The marriages of gay and lesbian couples seem extraordinary because they have not happened before, but as with civil unions, the event is likely to weave itself rapidly into the fabric of ordinary life. It is important at this moment, therefore, to remember the extraordinary courage of those who stepped forward to fight this battle. And it was a battle. The atmosphere of vitriol and hate within which the debate occurred was searing. And yet advocates of same-sex marriage advanced their cause with unwavering conviction and dignity. That goes for the hundreds of nameless volunteers who labored on behalf of the cause; the advocates who charted the course of the battle; gay and lesbian Vermonters who put themselves at risk in speaking out; and legislators who risked their careers to do what they thought was right.

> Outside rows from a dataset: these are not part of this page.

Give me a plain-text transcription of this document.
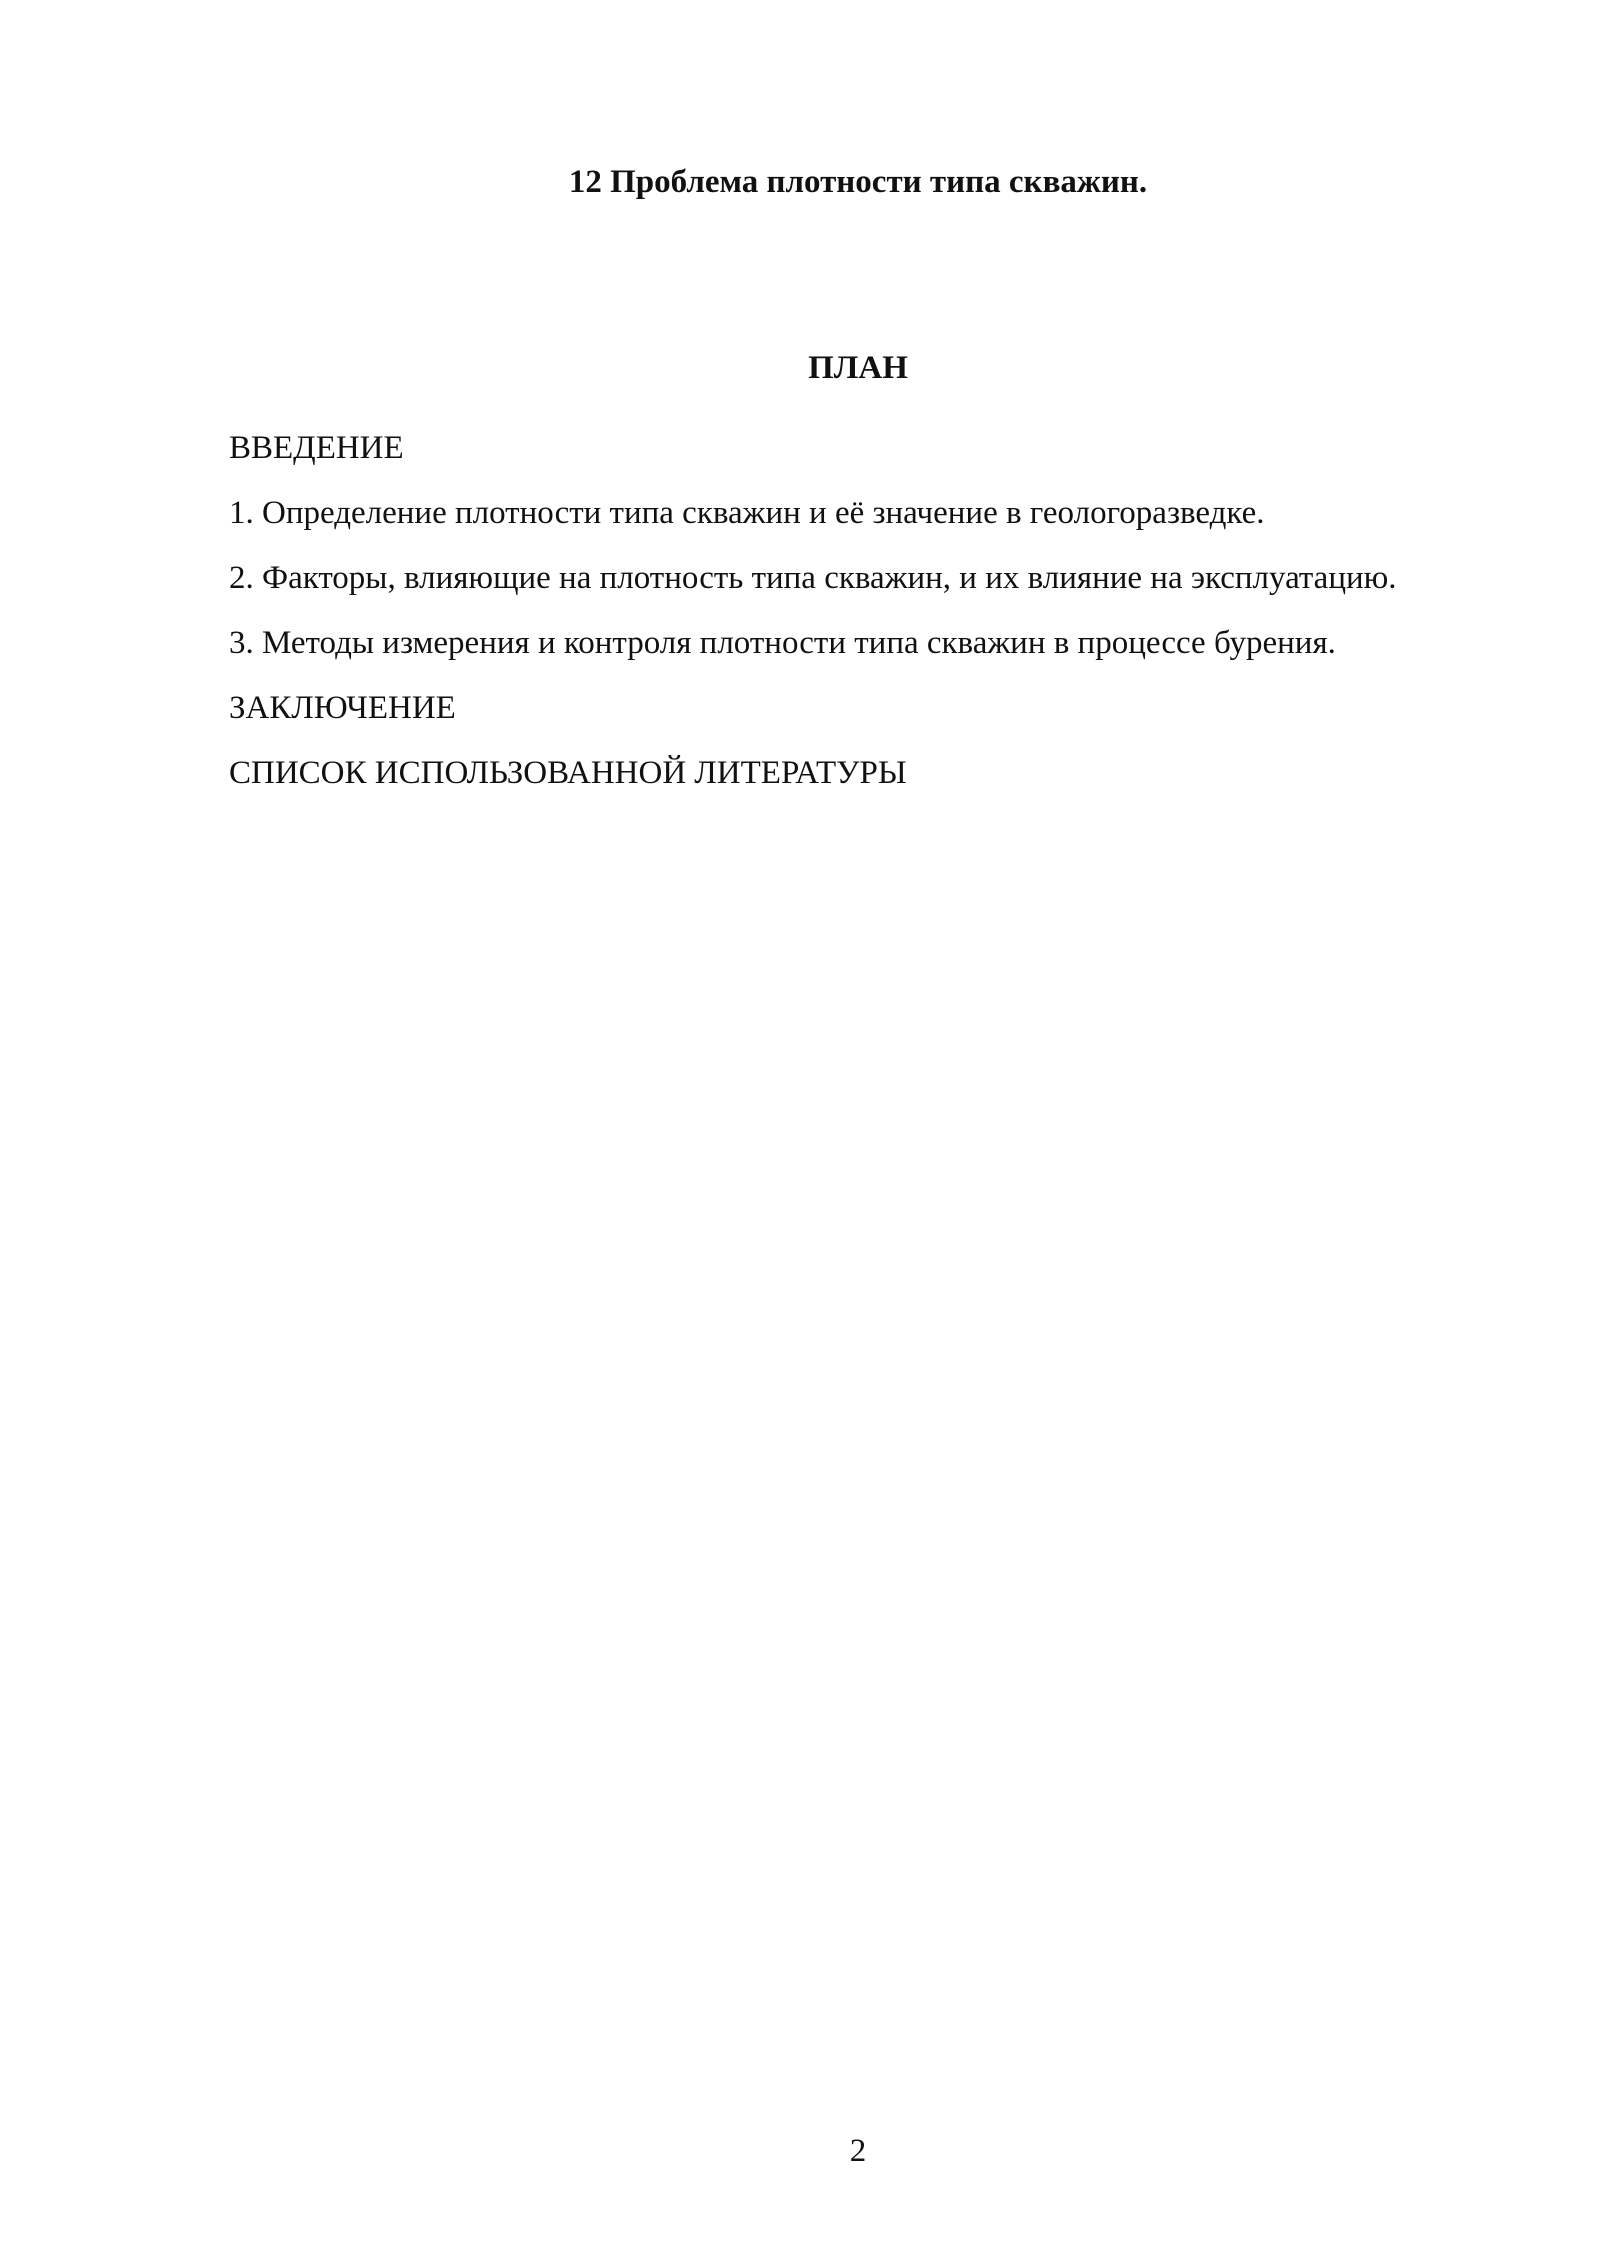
12 Проблема плотности типа скважин.
ПЛАН
ВВЕДЕНИЕ
1. Определение плотности типа скважин и её значение в геологоразведке.
2. Факторы, влияющие на плотность типа скважин, и их влияние на эксплуатацию.
3. Методы измерения и контроля плотности типа скважин в процессе бурения.
ЗАКЛЮЧЕНИЕ
СПИСОК ИСПОЛЬЗОВАННОЙ ЛИТЕРАТУРЫ
2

It also goes for the thousands of Vermonters who had never given a thought before to the issues of gay marriage or gay rights. The marriages occurring on Tuesday of gay and lesbian couples would not be possible if ordinary Vermonters from Pownal to Canaan, from Vernon to Alburg, had not been willing to look anew at a human reality that forever had been shrouded from view. Vermonters finally were willing to open their minds and their hearts, determining in the end that they would no longer be imprisoned by the prejudices of the past.
Much is made of the historic strain of tolerance and respect that has imbued life in Vermont for generations with a unique brand of egalitarian politics. We Vermonters sometimes overdo the self-celebration on that score.
But on Sept. 1, as gay and lesbian Vermonters celebrate their marriages, Vermonters everywhere can celebrate the day. In legalizing gay marriage the Legislature acted, not under the compulsion of a judicial ruling, but at the bidding of Vermonters whose constitutional, political and moral claim could no longer be denied. Opponents claimed that they had the support of grass-roots Vermonters, but the battle for gay marriage was won at the grass roots, among Vermonters who saw that it was time to widen the sphere of equality. If the marriages occurring on Tuesday are celebrations of love for those involved, for the rest of us they are a celebration of democracy itself.